The Equation of State of a Non-ideal Einstein-Bose or Fermi-Dirac Gas

Abstract

With regard to the question if from isotherm measurements one can obtain an experimental test for the existence of Bose statistics in real gases, as is required by theory, we prove the following general theorem. The "Zustandsumme" of a non-ideal Bose or Fermi gas is given by the classical integral provided one replaces the Boltzmann $\exp (-\frac{{\phi }_{\mathrm{ij}}}{\mathrm{kT}})$ factor by: $e^{-\frac{{\phi }_{\mathrm{ij}}}{\mathrm{kT}}}(1\mathrm{}\pm \exp [-\frac{4{\pi }^2\mathrm{mkT}{r_{\mathrm{ij}}}^2}{h^2}]$ for each pair of molecules ($\mathrm{ij}$). For the second virial coefficient $B$, this has, i.e., in a Bose gas, as a consequence that: $B=B_{\mathrm{n}\mathrm{o}\mathrm{n}-\mathrm{i}\mathrm{d}\mathrm{e}\mathrm{a}\mathrm{l}\mathrm{c}\mathrm{l}\mathrm{a}\mathrm{s}\mathrm{s}}+B_{\mathrm{ideal}\mathrm{Bose}}+B^{\prime }$ where: $B^{\prime }=2\mathrm{}\pi N\int 0^{\infty }\mathrm{dr}{r}^2(1-e^{-\frac{\phi \mathrm{}\left(r\right)\mathrm{}}{\mathrm{kT}}})\exp [-\frac{4{\pi }^2\mathrm{mkT}{r}^2}{h^2}].$ Only at very low temperatures do the last two terms in (2) become appreciable. They are then of the same order of magnitude, but have opposite signs.

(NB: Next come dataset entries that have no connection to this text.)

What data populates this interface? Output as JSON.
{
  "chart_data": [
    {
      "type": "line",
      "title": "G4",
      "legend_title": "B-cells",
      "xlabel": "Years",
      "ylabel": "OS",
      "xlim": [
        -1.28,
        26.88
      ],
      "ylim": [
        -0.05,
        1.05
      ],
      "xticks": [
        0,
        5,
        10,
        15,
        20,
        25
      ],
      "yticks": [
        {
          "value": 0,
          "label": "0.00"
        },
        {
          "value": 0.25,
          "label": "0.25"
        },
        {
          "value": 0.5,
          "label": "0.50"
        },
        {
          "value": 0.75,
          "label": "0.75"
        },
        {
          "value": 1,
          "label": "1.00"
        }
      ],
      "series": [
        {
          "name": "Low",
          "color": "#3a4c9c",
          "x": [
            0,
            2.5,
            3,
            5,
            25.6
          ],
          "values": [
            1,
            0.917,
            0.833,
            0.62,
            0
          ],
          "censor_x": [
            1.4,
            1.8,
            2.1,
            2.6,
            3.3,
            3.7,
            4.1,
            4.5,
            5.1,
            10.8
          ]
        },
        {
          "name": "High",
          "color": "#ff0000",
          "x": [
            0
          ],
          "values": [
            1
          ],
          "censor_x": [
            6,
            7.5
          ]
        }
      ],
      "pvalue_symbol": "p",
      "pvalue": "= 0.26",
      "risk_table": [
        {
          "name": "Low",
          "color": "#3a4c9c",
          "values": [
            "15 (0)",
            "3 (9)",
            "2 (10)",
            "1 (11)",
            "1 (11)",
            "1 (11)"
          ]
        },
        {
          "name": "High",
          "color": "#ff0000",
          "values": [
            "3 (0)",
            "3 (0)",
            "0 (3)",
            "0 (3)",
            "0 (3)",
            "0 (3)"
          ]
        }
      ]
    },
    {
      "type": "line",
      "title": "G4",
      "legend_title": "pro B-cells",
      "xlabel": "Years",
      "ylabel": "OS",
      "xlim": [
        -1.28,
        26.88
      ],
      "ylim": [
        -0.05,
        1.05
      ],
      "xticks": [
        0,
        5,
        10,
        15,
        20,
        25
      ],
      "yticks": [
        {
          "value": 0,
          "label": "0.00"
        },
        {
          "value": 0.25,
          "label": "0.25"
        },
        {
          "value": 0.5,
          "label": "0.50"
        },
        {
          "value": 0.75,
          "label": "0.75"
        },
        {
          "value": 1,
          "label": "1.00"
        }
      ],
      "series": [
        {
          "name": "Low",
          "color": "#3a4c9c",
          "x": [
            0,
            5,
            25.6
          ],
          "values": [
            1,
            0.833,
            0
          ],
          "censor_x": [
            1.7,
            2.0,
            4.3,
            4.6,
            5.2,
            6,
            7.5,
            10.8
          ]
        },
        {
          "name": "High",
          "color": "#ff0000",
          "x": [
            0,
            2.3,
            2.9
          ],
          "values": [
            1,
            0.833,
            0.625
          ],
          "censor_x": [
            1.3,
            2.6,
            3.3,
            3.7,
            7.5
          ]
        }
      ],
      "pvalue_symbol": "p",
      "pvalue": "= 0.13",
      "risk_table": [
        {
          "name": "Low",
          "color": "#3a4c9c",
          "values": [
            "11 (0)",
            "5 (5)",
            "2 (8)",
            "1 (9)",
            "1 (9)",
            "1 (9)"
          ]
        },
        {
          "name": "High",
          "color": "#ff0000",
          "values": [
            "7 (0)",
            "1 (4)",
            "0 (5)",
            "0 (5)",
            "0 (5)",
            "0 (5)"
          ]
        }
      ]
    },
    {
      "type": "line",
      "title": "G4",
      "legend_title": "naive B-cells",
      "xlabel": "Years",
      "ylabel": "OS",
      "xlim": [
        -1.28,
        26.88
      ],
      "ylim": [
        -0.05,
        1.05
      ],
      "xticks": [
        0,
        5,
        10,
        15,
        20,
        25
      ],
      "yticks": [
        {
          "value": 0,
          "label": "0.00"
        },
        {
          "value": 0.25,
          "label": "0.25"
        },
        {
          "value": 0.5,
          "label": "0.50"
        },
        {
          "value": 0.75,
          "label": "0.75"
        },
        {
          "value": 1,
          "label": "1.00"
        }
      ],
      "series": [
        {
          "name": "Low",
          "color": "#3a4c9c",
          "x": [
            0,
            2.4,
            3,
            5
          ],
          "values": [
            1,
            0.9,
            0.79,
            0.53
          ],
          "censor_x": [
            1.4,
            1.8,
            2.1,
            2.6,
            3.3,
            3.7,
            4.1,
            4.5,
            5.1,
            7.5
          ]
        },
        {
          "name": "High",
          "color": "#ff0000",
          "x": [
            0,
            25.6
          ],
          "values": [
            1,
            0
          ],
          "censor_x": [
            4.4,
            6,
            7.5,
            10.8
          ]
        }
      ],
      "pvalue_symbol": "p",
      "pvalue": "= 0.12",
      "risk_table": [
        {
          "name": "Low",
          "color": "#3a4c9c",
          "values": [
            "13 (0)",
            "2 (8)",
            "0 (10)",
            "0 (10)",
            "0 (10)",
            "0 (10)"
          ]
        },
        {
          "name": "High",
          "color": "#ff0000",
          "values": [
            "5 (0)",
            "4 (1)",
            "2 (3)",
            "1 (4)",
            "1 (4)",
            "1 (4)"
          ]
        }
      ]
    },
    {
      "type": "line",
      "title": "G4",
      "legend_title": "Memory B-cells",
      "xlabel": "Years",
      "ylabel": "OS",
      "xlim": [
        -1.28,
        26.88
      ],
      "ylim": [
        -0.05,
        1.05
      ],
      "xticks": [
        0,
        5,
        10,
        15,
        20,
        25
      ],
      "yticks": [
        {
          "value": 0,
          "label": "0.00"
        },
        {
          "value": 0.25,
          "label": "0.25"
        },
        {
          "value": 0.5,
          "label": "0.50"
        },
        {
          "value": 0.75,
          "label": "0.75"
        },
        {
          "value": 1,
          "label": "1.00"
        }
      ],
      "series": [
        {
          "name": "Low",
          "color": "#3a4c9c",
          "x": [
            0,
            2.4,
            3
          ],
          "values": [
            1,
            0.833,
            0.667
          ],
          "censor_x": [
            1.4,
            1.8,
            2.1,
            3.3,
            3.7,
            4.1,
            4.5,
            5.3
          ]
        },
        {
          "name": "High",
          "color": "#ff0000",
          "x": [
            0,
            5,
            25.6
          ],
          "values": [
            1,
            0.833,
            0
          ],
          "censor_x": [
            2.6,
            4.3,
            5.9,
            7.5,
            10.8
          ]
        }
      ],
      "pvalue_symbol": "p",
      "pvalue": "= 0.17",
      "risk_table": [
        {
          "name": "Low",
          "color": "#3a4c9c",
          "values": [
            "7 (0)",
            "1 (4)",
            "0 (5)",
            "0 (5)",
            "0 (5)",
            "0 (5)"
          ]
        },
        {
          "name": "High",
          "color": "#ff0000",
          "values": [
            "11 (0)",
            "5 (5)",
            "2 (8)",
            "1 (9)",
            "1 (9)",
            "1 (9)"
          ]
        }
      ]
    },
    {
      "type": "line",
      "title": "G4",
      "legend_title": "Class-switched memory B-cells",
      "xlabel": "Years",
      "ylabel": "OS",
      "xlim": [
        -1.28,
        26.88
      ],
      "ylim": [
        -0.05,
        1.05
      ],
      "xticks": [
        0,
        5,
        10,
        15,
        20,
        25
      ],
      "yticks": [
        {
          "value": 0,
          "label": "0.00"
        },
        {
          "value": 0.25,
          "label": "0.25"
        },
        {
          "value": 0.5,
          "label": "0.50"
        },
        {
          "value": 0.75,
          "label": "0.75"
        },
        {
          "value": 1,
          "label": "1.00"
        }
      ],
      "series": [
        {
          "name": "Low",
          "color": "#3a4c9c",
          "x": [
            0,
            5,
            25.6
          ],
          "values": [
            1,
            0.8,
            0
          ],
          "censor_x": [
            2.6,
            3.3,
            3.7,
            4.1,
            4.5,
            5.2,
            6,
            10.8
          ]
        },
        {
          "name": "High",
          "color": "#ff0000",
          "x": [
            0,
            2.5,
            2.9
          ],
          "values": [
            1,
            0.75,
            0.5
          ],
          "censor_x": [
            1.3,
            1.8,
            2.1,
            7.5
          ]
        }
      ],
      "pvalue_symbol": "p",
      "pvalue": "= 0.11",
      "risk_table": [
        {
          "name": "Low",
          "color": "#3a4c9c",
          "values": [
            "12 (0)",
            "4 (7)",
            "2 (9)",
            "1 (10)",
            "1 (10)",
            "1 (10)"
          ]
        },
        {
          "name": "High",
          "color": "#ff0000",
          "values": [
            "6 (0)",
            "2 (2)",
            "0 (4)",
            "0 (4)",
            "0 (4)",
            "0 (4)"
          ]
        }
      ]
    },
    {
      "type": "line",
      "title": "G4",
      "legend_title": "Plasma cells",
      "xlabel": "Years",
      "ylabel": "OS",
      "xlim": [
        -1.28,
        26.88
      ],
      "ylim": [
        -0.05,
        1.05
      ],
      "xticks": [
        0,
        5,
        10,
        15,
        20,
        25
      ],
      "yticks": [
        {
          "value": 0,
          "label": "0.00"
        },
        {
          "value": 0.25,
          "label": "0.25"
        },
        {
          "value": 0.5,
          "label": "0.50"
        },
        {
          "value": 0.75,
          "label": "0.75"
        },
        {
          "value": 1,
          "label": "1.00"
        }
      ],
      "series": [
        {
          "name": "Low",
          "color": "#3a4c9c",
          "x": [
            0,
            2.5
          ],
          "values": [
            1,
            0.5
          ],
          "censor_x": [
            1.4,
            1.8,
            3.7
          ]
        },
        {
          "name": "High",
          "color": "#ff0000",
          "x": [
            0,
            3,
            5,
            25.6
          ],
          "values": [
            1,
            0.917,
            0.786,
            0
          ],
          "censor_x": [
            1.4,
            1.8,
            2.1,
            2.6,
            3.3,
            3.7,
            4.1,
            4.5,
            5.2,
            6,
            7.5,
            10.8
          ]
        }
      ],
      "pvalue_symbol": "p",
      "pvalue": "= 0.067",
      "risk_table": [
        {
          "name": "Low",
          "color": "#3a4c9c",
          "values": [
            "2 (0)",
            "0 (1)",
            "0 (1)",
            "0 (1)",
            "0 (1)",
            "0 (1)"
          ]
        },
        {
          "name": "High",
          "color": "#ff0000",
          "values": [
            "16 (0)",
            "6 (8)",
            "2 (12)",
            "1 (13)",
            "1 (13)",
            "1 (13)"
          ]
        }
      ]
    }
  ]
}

Due to this fact, due to the lack of precise knowledge of the molecular forces, and due to the absence of accurate measurements of $B$ at very low temperatures, one can as yet not decide from isotherm measurements alone whether or not real gases obey the Bose statistics.